A la Gare Franche, on croise aussi Jean-Luc Brisson, artiste, directeur du département arts plastiques de l’École Nationale Supérieure du Paysage de Versailles. Il a puisé dans l’observation des transformations végétales des principes poétiques naturels. Les phénomènes d’évaporation, de condensation, de polinarisation si difficile à concevoir intellectuellement sont en fait des œuvres constantes de la nature. Elles pullulent autour de nous, omniprésentes, toujours renouvelées (Lire L’Evaporation Motrice ; Ed Actes Sud – 1999).
Parler aux plantes est bien un art.
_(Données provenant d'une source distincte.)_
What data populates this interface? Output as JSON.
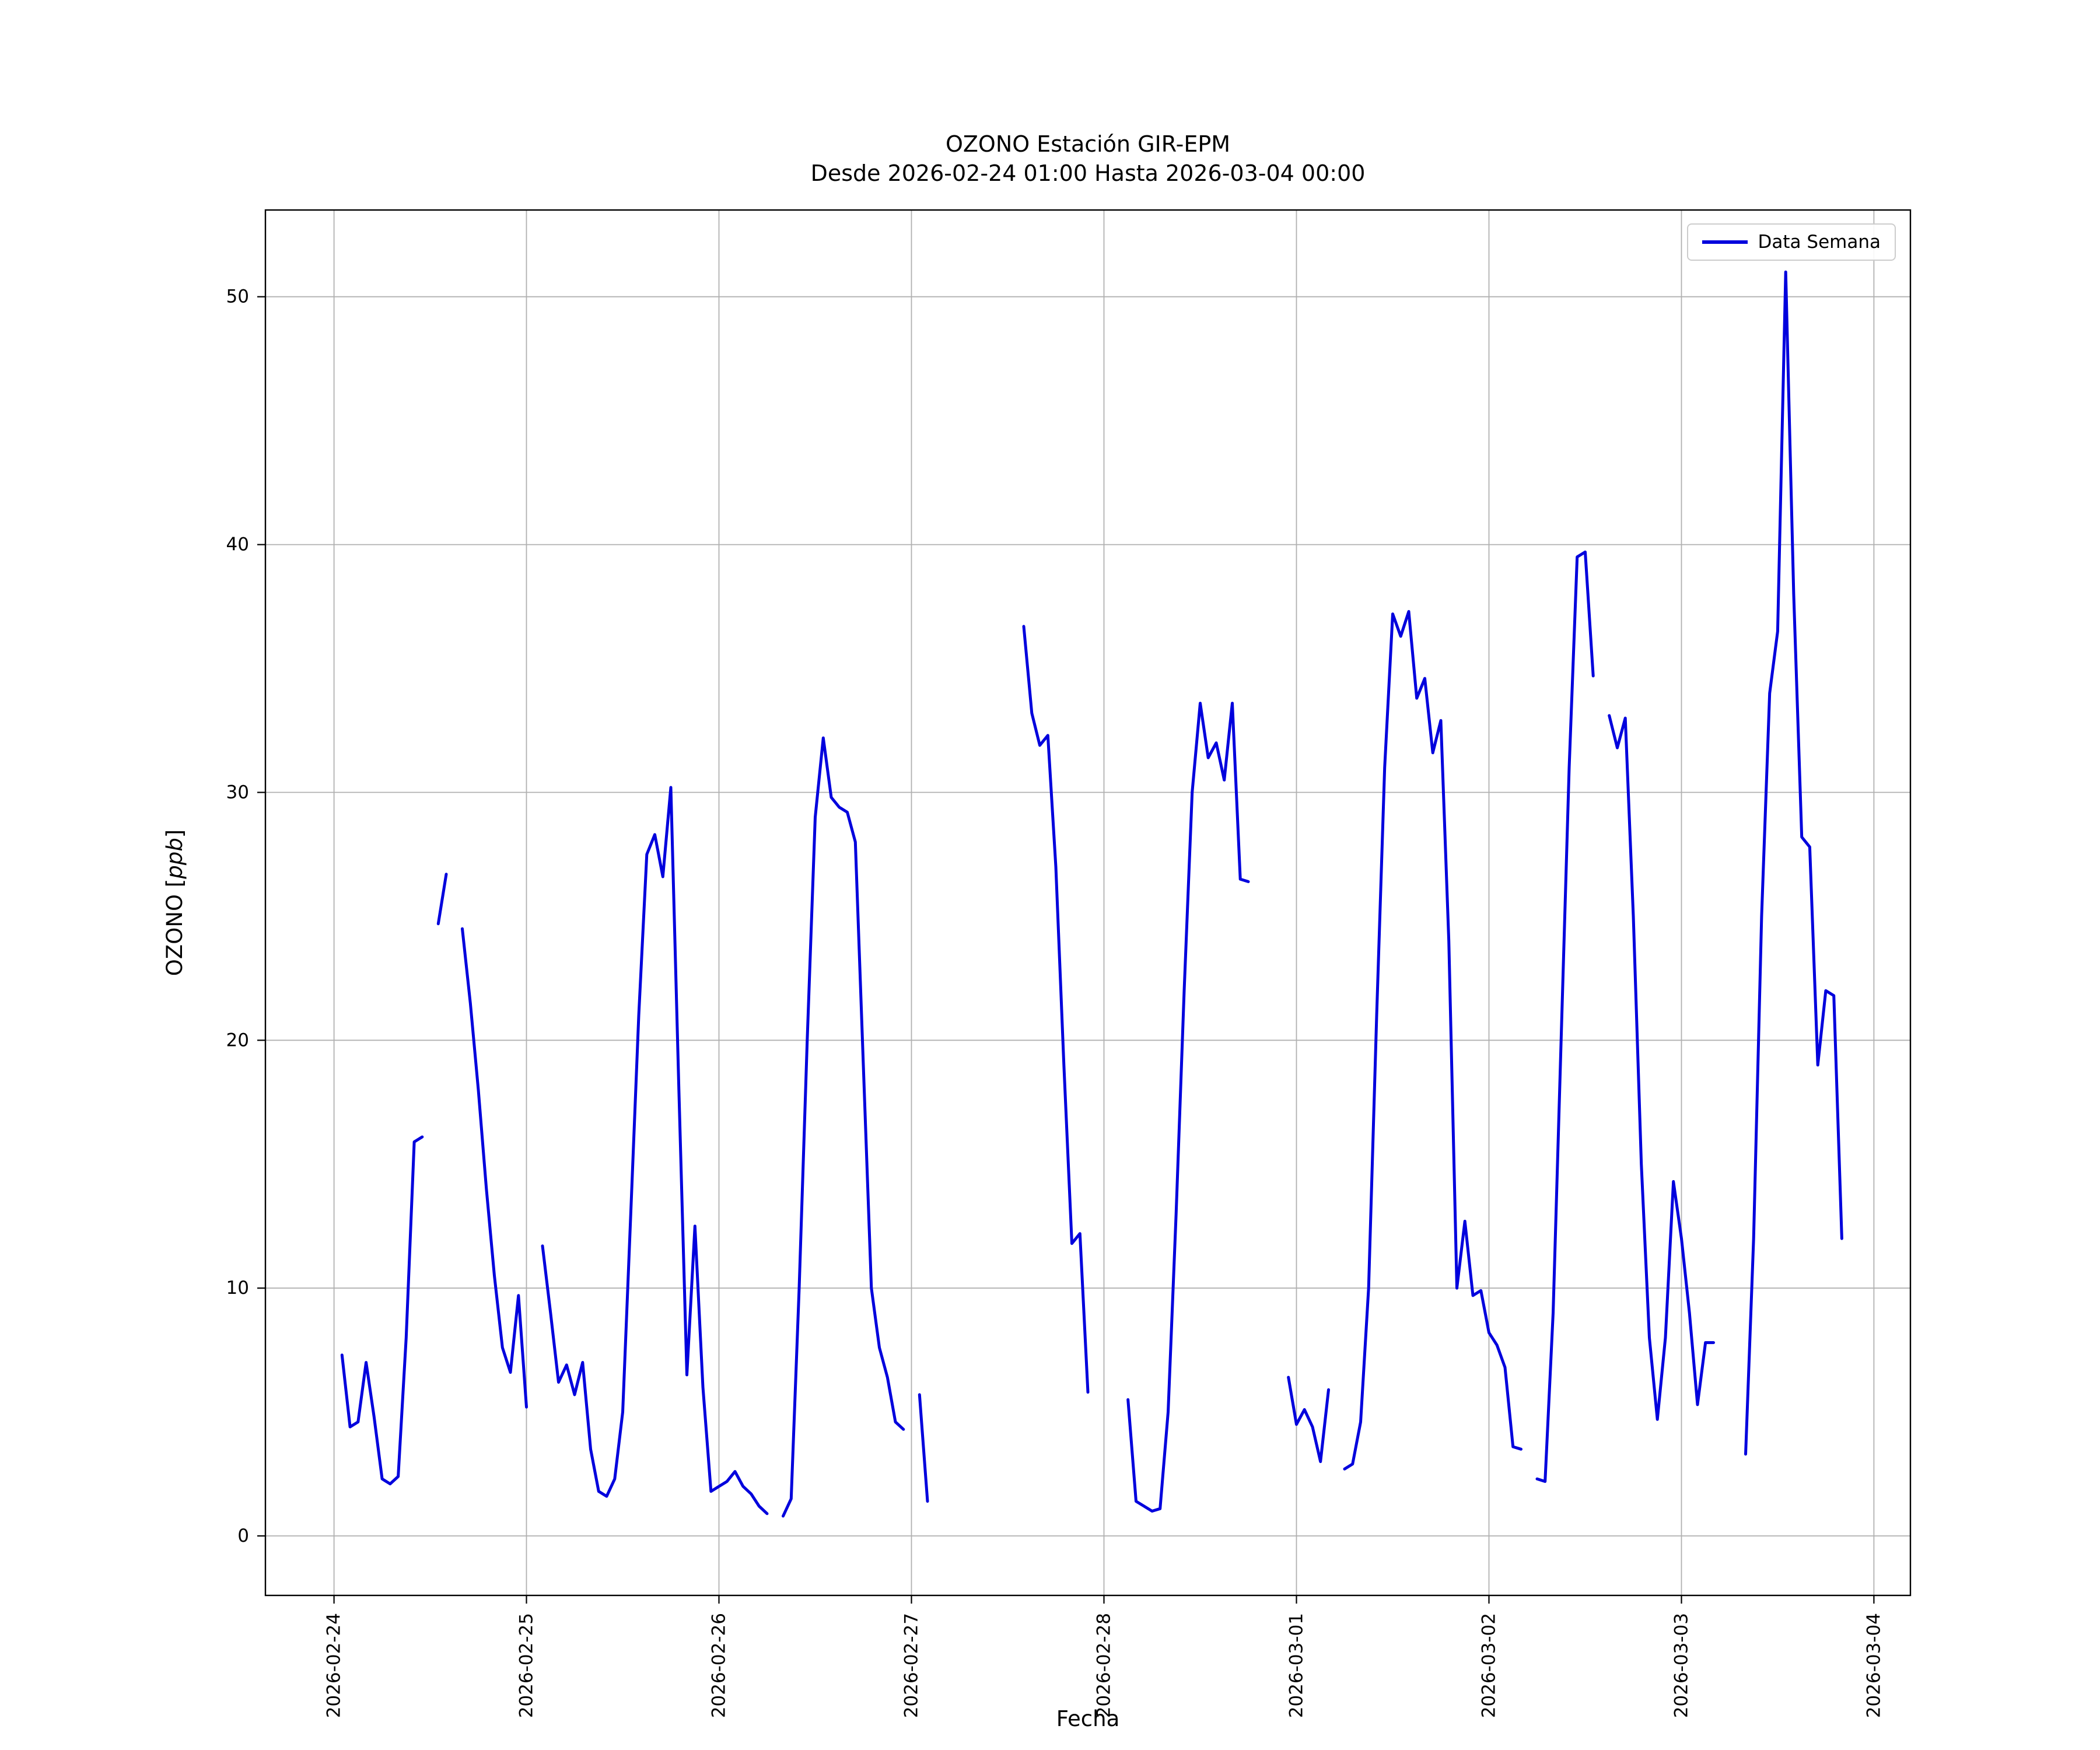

Dans ce jardin là, chacun trouve ce qu’il est venu chercher. Il suffit de semer sans a priori sur ce qui va germer. Et d’être patient et confiant. Isabelle Hervouët et Paolo Cardona, de la compagnie Skappa ! ont construit leur dernier spectacle, In 1 et 2, avec à l’esprit la pensée de Gilles Clément. Ils ont mis en œuvre leur tiers paysage imaginaire. Le jardinier est incarné par Isabelle Hervouët dont le visage change comme le temps, parfois ensoleillé, parfois maussade et parfois même en pluie. Quant au jardin, il a sans doute à voir avec celui de notre enfance. Il était plus sauvage qu’innocent. Les traces qu’il laisse dans nos esprits sont des images polyphoniques vives, des traits de peinture et des ombres jetées sur du papier qui germent, poussent ou grimpent, se fanent et germent à nouveau un peu plus loin avec d’autres matériaux et d’autres formes… Ni tout à fait les mêmes ni tout à fait autres…
Ailleurs à Marseille et partout dans le monde, l’équipe des Pas Perdus, avec leur Esprit cabanon, leurs Maisons de l’ordinaire et de la fantaisie font pousser dans des terres apparemment arides et au cœur du béton et du bitume de l’imprévu et du désir… Dans un tout autre genre, Jacques Simon dessine sur la campagne et invente l’« articulture »… Le Phun ensemence des quartiers de ville et les transforme en jardin potager, au croisement de la performance et du tableau organique. Décidément, le jardin est un spectacle digne de ce nom. Pas un ornement, un art de vivre.